Oui, si trois conditions tiennent ensemble. Aucun autre crédit en cours, d’abord : c’est le premier poste qui fait échouer les dossiers. Un revenu stable ensuite — CDI hors période d’essai, ou deux à trois bilans pour un indépendant. Une opération de taille adaptée enfin, dont la mensualité laisse un reste à vivre défendable. Dans notre exemple pédagogique, un foyer d’une personne à 1 750 € nets ressort à 30,9 % de taux d’effort sur une opération de 160 000 € : sous le plafond. Le reste se joue sur le barème interne de la banque, qui n’est jamais public.

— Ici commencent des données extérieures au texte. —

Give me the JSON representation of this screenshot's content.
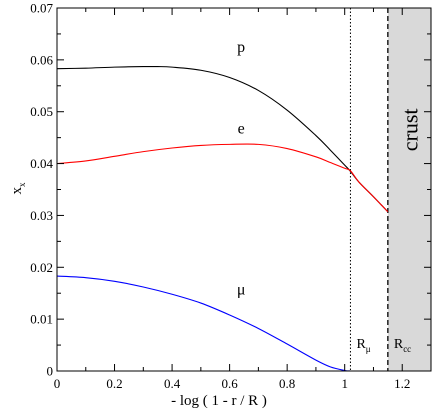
{
  "chart_data": {
    "type": "line",
    "xlabel": "- log ( 1 - r / R )",
    "ylabel": "x",
    "ylabel_sub": "x",
    "xlim": [
      0,
      1.3
    ],
    "ylim": [
      0,
      0.07
    ],
    "x_ticks": [
      0,
      0.2,
      0.4,
      0.6,
      0.8,
      1,
      1.2
    ],
    "x_tick_labels": [
      "0",
      "0.2",
      "0.4",
      "0.6",
      "0.8",
      "1",
      "1.2"
    ],
    "y_ticks": [
      0,
      0.01,
      0.02,
      0.03,
      0.04,
      0.05,
      0.06,
      0.07
    ],
    "y_tick_labels": [
      "0",
      "0.01",
      "0.02",
      "0.03",
      "0.04",
      "0.05",
      "0.06",
      "0.07"
    ],
    "grid": false,
    "series": [
      {
        "name": "p",
        "color": "#000000",
        "x": [
          0,
          0.1,
          0.2,
          0.3,
          0.35,
          0.4,
          0.5,
          0.6,
          0.7,
          0.8,
          0.9,
          0.95,
          1.0,
          1.02,
          1.05,
          1.1,
          1.15
        ],
        "y": [
          0.0583,
          0.0584,
          0.0586,
          0.0587,
          0.0587,
          0.0586,
          0.058,
          0.0566,
          0.0541,
          0.0503,
          0.0454,
          0.0426,
          0.0397,
          0.0385,
          0.0364,
          0.0336,
          0.0307
        ]
      },
      {
        "name": "e",
        "color": "#ff0000",
        "x": [
          0,
          0.1,
          0.2,
          0.3,
          0.4,
          0.5,
          0.6,
          0.7,
          0.8,
          0.9,
          0.95,
          1.0,
          1.02,
          1.05,
          1.1,
          1.15
        ],
        "y": [
          0.04,
          0.0405,
          0.0414,
          0.0423,
          0.043,
          0.0435,
          0.0437,
          0.0437,
          0.0429,
          0.0413,
          0.0402,
          0.0391,
          0.0386,
          0.0364,
          0.0336,
          0.0307
        ]
      },
      {
        "name": "μ",
        "color": "#0000ff",
        "x": [
          0,
          0.1,
          0.2,
          0.3,
          0.4,
          0.5,
          0.6,
          0.7,
          0.8,
          0.9,
          0.95,
          1.0,
          1.02
        ],
        "y": [
          0.0183,
          0.018,
          0.0173,
          0.0162,
          0.0148,
          0.0131,
          0.0108,
          0.0082,
          0.0052,
          0.0021,
          0.0008,
          0.0001,
          0
        ]
      }
    ],
    "markers": [
      {
        "x": 1.02,
        "style": "dotted",
        "label": "R",
        "sub": "μ"
      },
      {
        "x": 1.15,
        "style": "dashed",
        "label": "R",
        "sub": "cc"
      }
    ],
    "shaded_region": {
      "x_from": 1.15,
      "x_to": 1.3,
      "color": "#d9d9d9",
      "label": "crust"
    },
    "series_label_positions": [
      {
        "name": "p",
        "x": 0.64,
        "y": 0.0615
      },
      {
        "name": "e",
        "x": 0.64,
        "y": 0.0458
      },
      {
        "name": "μ",
        "x": 0.64,
        "y": 0.0148
      }
    ]
  }
}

C’est quoi le reste à vivre, et combien la banque en exige-t-elle ?

C’est ce qui demeure disponible chaque mois une fois les mensualités de crédit et le logement payés. Aucune banque française ne publie son barème, et aucun texte n’en fixe un : c’est une appréciation interne, exprimée le plus souvent par personne et par enfant, qui varie d’un établissement à l’autre. Le droit ne donne que des planchers de procédure, très en dessous de ce qu’une banque accepte : le solde bancaire insaisissable, 651,69 € depuis le 1er avril 2026, et une majoration de 145 € par mois et par personne à charge dans le barème des saisies sur rémunération.

Un crédit auto empêche-t-il d’investir dans le locatif ?

Il ne l’empêche pas, il le décale. Une mensualité de 390 € consomme environ 66 000 € de capacité d’emprunt, sur vingt ans à 3,15 % assurance comprise — une hypothèse. Dans notre exemple pédagogique, c’est ce qui fait échouer le foyer le mieux payé des trois : 43,8 % de taux d’effort avec ses crédits, 33,8 % sans eux, pour le même projet et le même salaire. Solder un crédit auto et une réserve renouvelable est presque toujours le levier le plus rapide, et l’article L. 312-65 du code de la consommation permet de faire fermer la réserve par écrit.